燕九眯眼看着前方的红日出云,鼻尖血腥味袅绕,便是狂猛的山风也刮不散,让她心血翻腾,几欲呕吐。
这一夜的激战,紫合部方面的人死亡殆尽,只有历南跳下了山崖,生死未卜。而她,除了一箭射死云轻嫣以外,并没再杀过一人。然而,只是这一个人,却是他最在意的那一个。这世上有一种人,一旦动了情,便难以收回,即便是被背叛。他是,她自己又何尝不是。明知不该去喜欢,可是却无法控制住自己的陷落。
眼角红影一闪,她放下吹了一夜的箫,收至腰间,然后站起,回身。
眼前残肢断臂,鲜血横流,几乎成了一片修罗场,哪里还有初见时的神圣。想到自己曾看到过的幻象,她突然明白,这里自从苍御亲口咬死自己挚爱的人那一刻起,就成了一个不祥之处,可笑的是阴极皇朝的重大庆典竟然都是于此地举行。不过回头想想,阴极皇朝本身便是一个代表着黑暗与死亡的组织,所以这样惊世骇俗的做法倒也不足为奇。
沙华正在指挥着人收拾战场,将紫衣的都抛下深谷,而红衣的则运下山,准备厚葬。
阴九幽正走向静静躺在对面山崖边的云轻嫣,一身喜服被鲜血浸透,显得粘腻而厚重,被山风一吹便发出清脆的扑打声。
他弯下腰,将云轻嫣抱起,面无表情地走下了玉魄天,由始至终都没看过安静站在这边的燕九一眼。
燕九似乎也不是那么难过,穿过忙碌的人群,她走到祭台之下,俯身捡起落在上面的寒月弓,那个时候才发现,原来蟠龙石柱前,竟有一个弓槽,寒月弓堪堪嵌于其中。
也许这里本来就是安放它的位置吧。

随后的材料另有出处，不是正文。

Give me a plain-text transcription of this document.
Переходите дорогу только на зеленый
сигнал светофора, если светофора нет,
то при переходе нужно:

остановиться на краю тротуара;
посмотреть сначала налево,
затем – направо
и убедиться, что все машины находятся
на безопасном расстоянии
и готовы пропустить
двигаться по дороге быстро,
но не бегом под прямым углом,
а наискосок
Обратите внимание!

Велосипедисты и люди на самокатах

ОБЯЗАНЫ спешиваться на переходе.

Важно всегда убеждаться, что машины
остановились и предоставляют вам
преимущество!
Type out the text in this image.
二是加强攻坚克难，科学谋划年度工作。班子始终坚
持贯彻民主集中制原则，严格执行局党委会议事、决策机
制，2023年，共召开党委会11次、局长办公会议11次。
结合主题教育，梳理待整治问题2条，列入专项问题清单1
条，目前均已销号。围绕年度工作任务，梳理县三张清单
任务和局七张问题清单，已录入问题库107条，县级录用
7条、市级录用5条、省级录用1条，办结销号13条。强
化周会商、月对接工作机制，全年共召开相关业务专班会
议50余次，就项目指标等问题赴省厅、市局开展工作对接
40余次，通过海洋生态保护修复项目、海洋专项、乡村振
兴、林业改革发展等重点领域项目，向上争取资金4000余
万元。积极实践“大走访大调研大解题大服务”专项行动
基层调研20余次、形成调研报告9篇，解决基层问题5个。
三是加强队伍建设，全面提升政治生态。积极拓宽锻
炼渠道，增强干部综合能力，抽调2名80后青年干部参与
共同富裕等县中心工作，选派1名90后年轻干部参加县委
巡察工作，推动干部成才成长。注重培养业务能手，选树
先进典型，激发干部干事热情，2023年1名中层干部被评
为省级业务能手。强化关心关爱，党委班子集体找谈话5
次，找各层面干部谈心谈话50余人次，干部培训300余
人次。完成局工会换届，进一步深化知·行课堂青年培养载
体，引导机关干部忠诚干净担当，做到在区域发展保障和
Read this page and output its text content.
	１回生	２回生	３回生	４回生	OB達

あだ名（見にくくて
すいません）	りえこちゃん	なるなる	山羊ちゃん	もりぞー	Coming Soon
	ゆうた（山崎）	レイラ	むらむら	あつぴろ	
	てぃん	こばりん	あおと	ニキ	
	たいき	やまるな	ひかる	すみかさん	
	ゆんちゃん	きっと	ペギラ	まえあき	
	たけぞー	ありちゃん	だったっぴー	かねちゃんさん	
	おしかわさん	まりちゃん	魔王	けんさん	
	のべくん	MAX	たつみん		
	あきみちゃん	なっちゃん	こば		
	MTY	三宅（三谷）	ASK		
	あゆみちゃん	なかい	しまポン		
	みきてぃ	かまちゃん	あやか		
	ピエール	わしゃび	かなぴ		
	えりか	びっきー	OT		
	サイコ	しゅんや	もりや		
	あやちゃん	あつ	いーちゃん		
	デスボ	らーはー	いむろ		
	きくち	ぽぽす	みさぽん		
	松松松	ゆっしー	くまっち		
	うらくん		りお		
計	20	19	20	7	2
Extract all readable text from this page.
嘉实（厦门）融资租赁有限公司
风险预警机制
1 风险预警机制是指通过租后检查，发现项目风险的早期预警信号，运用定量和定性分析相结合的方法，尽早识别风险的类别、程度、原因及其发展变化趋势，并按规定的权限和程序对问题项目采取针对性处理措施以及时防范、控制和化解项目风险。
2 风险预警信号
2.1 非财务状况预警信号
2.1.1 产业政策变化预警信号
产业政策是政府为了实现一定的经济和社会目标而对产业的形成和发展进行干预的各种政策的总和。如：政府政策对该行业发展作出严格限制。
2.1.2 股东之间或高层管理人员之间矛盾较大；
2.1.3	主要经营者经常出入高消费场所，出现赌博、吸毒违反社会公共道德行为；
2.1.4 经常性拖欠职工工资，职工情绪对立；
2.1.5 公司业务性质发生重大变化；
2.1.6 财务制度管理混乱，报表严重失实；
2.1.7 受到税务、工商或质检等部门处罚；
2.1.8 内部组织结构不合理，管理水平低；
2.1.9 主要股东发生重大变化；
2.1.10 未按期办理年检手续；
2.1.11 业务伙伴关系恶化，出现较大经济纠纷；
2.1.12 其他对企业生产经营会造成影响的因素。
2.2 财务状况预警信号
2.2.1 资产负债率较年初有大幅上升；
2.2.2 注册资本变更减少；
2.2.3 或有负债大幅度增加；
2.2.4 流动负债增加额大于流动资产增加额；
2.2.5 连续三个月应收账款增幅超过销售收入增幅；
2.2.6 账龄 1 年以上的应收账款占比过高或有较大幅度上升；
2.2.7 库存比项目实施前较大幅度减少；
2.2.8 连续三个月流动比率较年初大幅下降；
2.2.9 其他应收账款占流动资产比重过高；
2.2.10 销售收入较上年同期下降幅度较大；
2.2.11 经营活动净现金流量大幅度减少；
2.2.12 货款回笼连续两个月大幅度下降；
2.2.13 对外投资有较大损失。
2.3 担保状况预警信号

她想,犹豫了一下,还是将寒月弓挂上了自己的背。回头,曼珠不知何时已站在了身边,那一身素衣也染满了鲜血。
“九姑娘请随我回宫。”她客气而有礼地道,美丽的脸上有些疲惫。
“我还不能走吗?”燕九一顿,问。她认为自己留在此处已经没有什么用处了。
“主上没有吩咐,曼珠不敢擅作主张。”曼珠垂眼,淡淡道。事实上,如果现在她放燕九走,阴九幽也不会说什么,但是,她不想那样做。因为她在眼前这个少女眼中看到以前阴九幽身边那些女子所没有的倔强和坚定,她想把这个女子留在他的身边。他实在是太寂寞了。
燕九无声地叹气,没有再企图多说什么。
******
在原来的小院呆了一整天,除了送饭的,再没见到一个人。燕九偶尔不由会想,难道他们想这样关她一辈子?
她是随遇而安的人,只是想想,倒也不是如何着急。
寒月弓上沾了血,握在手中比往日更寒气森森,让人心绪难定,仿佛苍御那浓烈的爱恨都还附于其上。燕九不得不努力压制住自己,才不至于为其所影响。
曼珠在午饭的时候来过一趟,知会她如今可以随意走动,但是千万不能去碰宫外三途河中的黑水,那水含有剧毒,人触则即死。
有这样的方便,燕九怎会不用,下午就去宫外逛了一圈。再回到小院时,原本还存有的一点希冀也化为了乌有。
三途河将阴极冥宫所在地圈成了一座孤岛,来时的石道再次淹没于水中,连一点影子也看不见。对于那水,她不是没怀疑过曼珠的说法,毕竟亲眼看到沙华曾经潜入其中而安然无恙,所以在野林中抓了只野兔,将它的脚在水中浸了浸,没想到再提起来,兔子竟眼中流出了黑血,已然气绝,便是连扑腾一下也没有。那个时候,她才明白为何那些都能独当一面的首领们看到沙华跳入三途河中时会大惊失色。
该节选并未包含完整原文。